In this project, pixel-wise comparison between two input images is performed and differences are displayed as numerical parameters. This project is basically divided into two parts:
- Pre-processing - In which steps like greyscale conversion, maintaining uniform dimensions are perfomed.
- Compare function - Here the actual comparison between two images takes place which uses skimage's Structual Similarity Index, Mean square Error and Histogramical difference.

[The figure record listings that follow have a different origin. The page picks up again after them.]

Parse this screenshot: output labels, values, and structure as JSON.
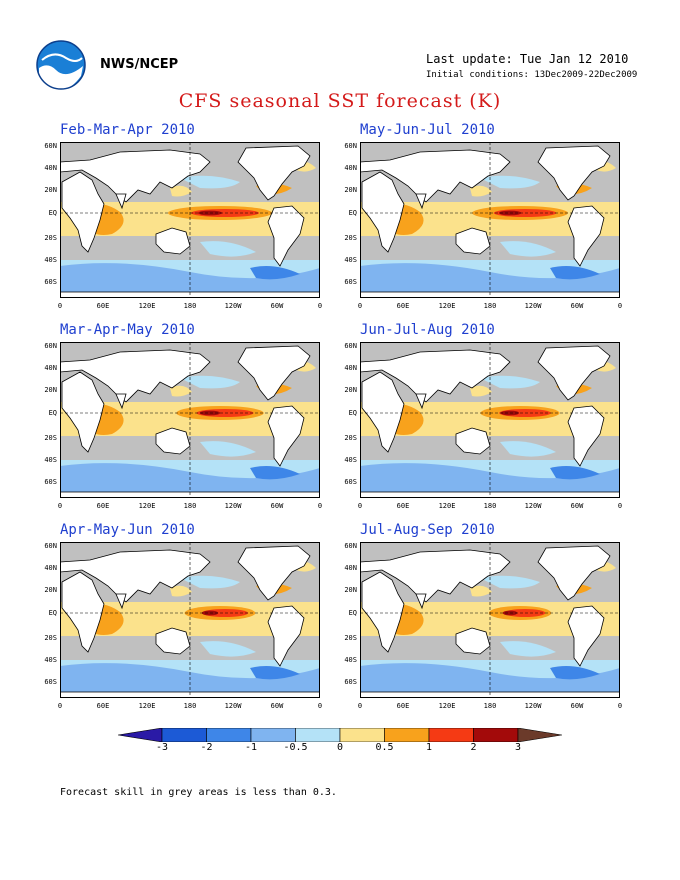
{
  "header": {
    "agency": "NWS/NCEP",
    "last_update": "Last update: Tue Jan 12 2010",
    "initial_conditions": "Initial conditions: 13Dec2009-22Dec2009",
    "title": "CFS seasonal SST forecast (K)"
  },
  "panels": [
    {
      "title": "Feb-Mar-Apr 2010"
    },
    {
      "title": "May-Jun-Jul 2010"
    },
    {
      "title": "Mar-Apr-May 2010"
    },
    {
      "title": "Jun-Jul-Aug 2010"
    },
    {
      "title": "Apr-May-Jun 2010"
    },
    {
      "title": "Jul-Aug-Sep 2010"
    }
  ],
  "axes": {
    "lat_labels": [
      "60N",
      "40N",
      "20N",
      "EQ",
      "20S",
      "40S",
      "60S"
    ],
    "lon_labels": [
      "0",
      "60E",
      "120E",
      "180",
      "120W",
      "60W",
      "0"
    ]
  },
  "colorbar": {
    "labels": [
      "-3",
      "-2",
      "-1",
      "-0.5",
      "0",
      "0.5",
      "1",
      "2",
      "3"
    ],
    "colors": [
      "#2a1aa6",
      "#1c5ad6",
      "#3e86e8",
      "#7fb4f0",
      "#b4e2f7",
      "#fbe28c",
      "#f8a21c",
      "#f53a14",
      "#a30a0a",
      "#6b3a2a"
    ]
  },
  "footnote": "Forecast skill in grey areas is less than 0.3."
}
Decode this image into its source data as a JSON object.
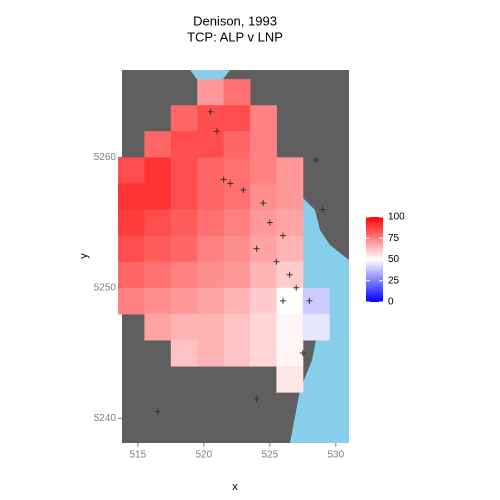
{
  "chart_data": {
    "type": "raster",
    "title": "Denison, 1993",
    "subtitle": "TCP: ALP v LNP",
    "x_label": "x",
    "y_label": "y",
    "x": [
      514.5,
      516.5,
      518.5,
      520.5,
      522.5,
      524.5,
      526.5,
      528.5,
      530.5
    ],
    "y": [
      5265,
      5263,
      5261,
      5259,
      5257,
      5255,
      5253,
      5251,
      5249,
      5247,
      5245,
      5243,
      5241,
      5239
    ],
    "values": [
      [
        null,
        null,
        null,
        70,
        78,
        null,
        null,
        null,
        null
      ],
      [
        null,
        null,
        80,
        85,
        85,
        75,
        null,
        null,
        null
      ],
      [
        null,
        80,
        85,
        85,
        80,
        75,
        null,
        null,
        null
      ],
      [
        85,
        90,
        85,
        80,
        78,
        75,
        70,
        null,
        null
      ],
      [
        90,
        90,
        85,
        80,
        78,
        72,
        70,
        null,
        null
      ],
      [
        88,
        85,
        82,
        78,
        75,
        70,
        68,
        null,
        null
      ],
      [
        85,
        82,
        80,
        75,
        72,
        68,
        65,
        null,
        null
      ],
      [
        80,
        78,
        75,
        72,
        70,
        65,
        60,
        null,
        null
      ],
      [
        75,
        72,
        70,
        68,
        65,
        60,
        50,
        40,
        null
      ],
      [
        null,
        68,
        65,
        65,
        62,
        58,
        52,
        45,
        null
      ],
      [
        null,
        null,
        62,
        65,
        62,
        58,
        52,
        null,
        null
      ],
      [
        null,
        null,
        null,
        null,
        null,
        null,
        55,
        null,
        null
      ],
      [
        null,
        null,
        null,
        null,
        null,
        null,
        null,
        null,
        null
      ],
      [
        null,
        null,
        null,
        null,
        null,
        null,
        null,
        null,
        null
      ]
    ],
    "points": {
      "x": [
        521,
        520.5,
        522,
        521.5,
        523,
        524.5,
        525,
        526,
        524,
        525.5,
        526.5,
        527,
        526,
        528.5,
        529,
        527.5,
        524,
        516.5,
        528
      ],
      "y": [
        5262,
        5263.5,
        5258,
        5258.3,
        5257.5,
        5256.5,
        5255,
        5254,
        5253,
        5252,
        5251,
        5250,
        5249,
        5259.8,
        5256,
        5245,
        5241.5,
        5240.5,
        5249
      ]
    },
    "xlim": [
      513.8,
      531
    ],
    "ylim": [
      5238.1,
      5266.7
    ],
    "xticks": [
      515,
      520,
      525,
      530
    ],
    "yticks": [
      5240,
      5250,
      5260
    ],
    "fill_lim": [
      0,
      100
    ],
    "fill_ticks": [
      0,
      25,
      50,
      75,
      100
    ],
    "colors": {
      "low": "#0000ff",
      "mid": "#ffffff",
      "high": "#ff0000"
    },
    "panel_color": "#5f5f5f",
    "water_color": "#87ceeb"
  }
}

This project is created with the help of:
- Numpy
- Scikit Image
- OpenCV
To use it, you require the following:
1. Python3
2. Pip
Once you got the requisites on your machine, for a UNIX based system executing the following command to install the required libraries:
make init
source .venv/bin/activate
OR executing the following command will install all the required libraries for you:
$ pip install -r requirements.txt
To run the project, you can directly run the compare_img.py
file and provide the directory path for both the images.
$ python3 compare_img.py DIR_PATH_IMG1 DIR_PATH_IMG2
Example:
$ python3 compare_img.py ./images/img1.jpg ./images/img2.jpg
Note: The image path can be a raw url as well.
Example:
$ python3 compare_img.py https://raw.githubusercontent.com/SiddhanthNB/Automation-scripts/main/compare_img/images/img1.jpg https://raw.githubusercontent.com/SiddhanthNB/Automation-scripts/main/compare_img/images/img2.jpg
After running the script, you will find the output as
SSI value is (some value)
MSE value is (some value)
Histogram difference is (some value)
- Here SSI value ranges from
-1
to1
, where1
implies both images being completely same(which happens when same image is loaded twice). - MSE value is the mean square difference between each pixel loaction in both the both the images, typically for same image loaded twice the value should be
0
. - Histogram difference shows the intensity-level difference between the two images, which tends be very small, nevertheless shows the difference.